Today White lives in Chester with her husband and two daughters. The birth of her first, Hailey, produced a depression in Melissa that wouldn't go away. In her late twenties she began counseling with Lisa Jellison, a Chico-based licensed clinical social worker. The results form the basis of White's first-person account, "It's Not The Baby Crying: A Woman's Struggle With Postpartum Depression" ($11.99 in paperback from Tate Publishing; $9.59 in Barnes & Noble Nook e-book format).
The author, who recently signed books at the Chico Barnes & Noble store, is a courageous chronicler. Violent thoughts would assail her, always about Hailey. "As I transfer dishes from the sink to the dishwasher, I find myself being extremely careful with the steak knives. As I gently place them into the silverware holder in the dishwasher, placing them pointy-end down, I catch myself in the following thought: The sharp end of the steak knife is plunging into my daughter's abdomen."

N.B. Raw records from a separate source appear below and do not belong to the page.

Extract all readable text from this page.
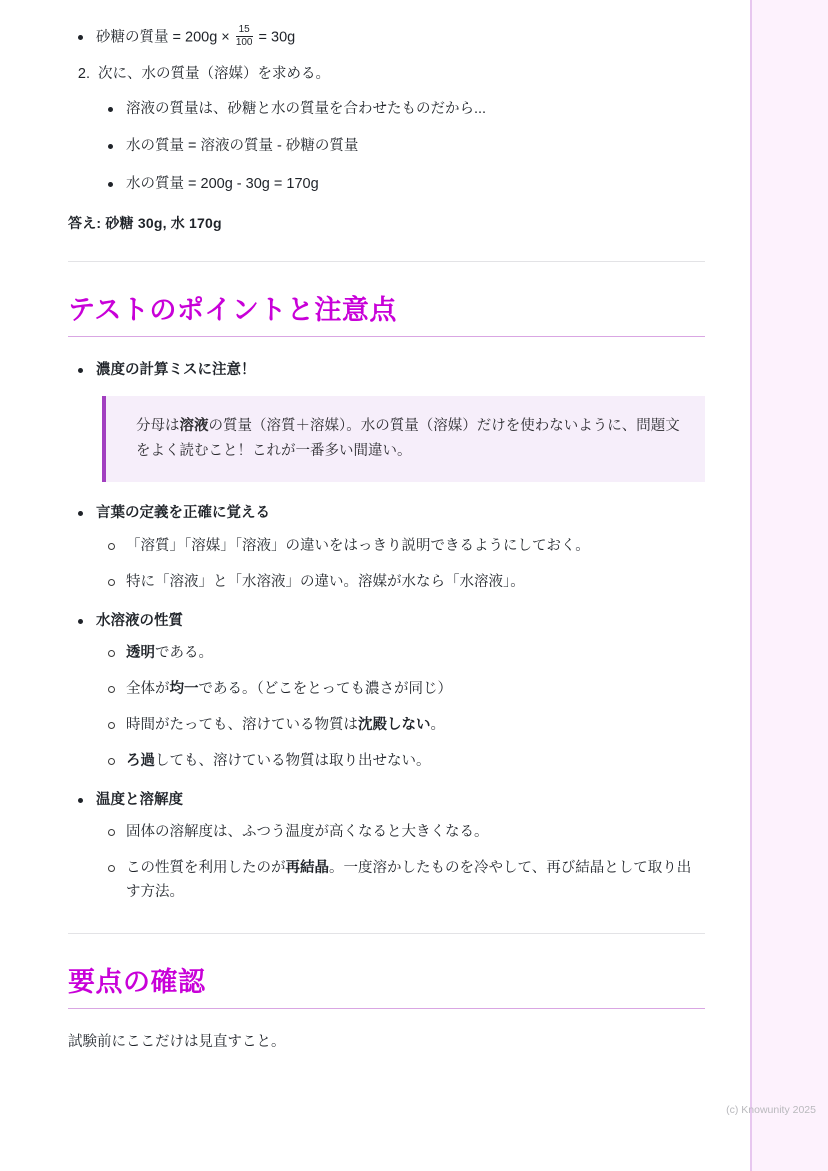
(c) Knowunity 2025
砂糖の質量 = $200g \times \frac{15}{100} = 30g$
2. 次に、水の質量（溶媒）を求める。
溶液の質量は、砂糖と水の質量を合わせたものだから...
水の質量 = 溶液の質量 - 砂糖の質量
水の質量 = 200g - 30g = 170g

答え: 砂糖 30g, 水 170g

テストのポイントと注意点
濃度の計算ミスに注意！
分母は溶液の質量（溶質＋溶媒）。水の質量（溶媒）だけを使わないように、問題文をよく読むこと！これが一番多い間違い。
言葉の定義を正確に覚える
「溶質」「溶媒」「溶液」の違いをはっきり説明できるようにしておく。
特に「溶液」と「水溶液」の違い。溶媒が水なら「水溶液」。
水溶液の性質
透明である。
全体が均一である。（どこをとっても濃さが同じ）
時間がたっても、溶けている物質は沈殿しない。
ろ過しても、溶けている物質は取り出せない。
温度と溶解度
固体の溶解度は、ふつう温度が高くなると大きくなる。
この性質を利用したのが再結晶。一度溶かしたものを冷やして、再び結晶として取り出す方法。
要点の確認

試験前にここだけは見直すこと。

Melissa began to practice the "stop sign technique," saying no--out loud if need be--to those nightmarish thoughts. From moment to moment she was imagining all the terrible things that might happen to her daughter--and trying to protect her. But this was ultimately about her father and the "fear of my father walking through my front door and shooting us dead in my living room." It was "not a rational thought" yet Melissa succumbed to terrible fear.
Then, hope. "I learned that in order to recover, you must clean up all the broken pieces. If you leave the mess on the floor, you could walk through life continually stepping on those sharp shards of glass." Counseling saves her life; her faith sustains her.
And she must face the question: Can she forgive her father?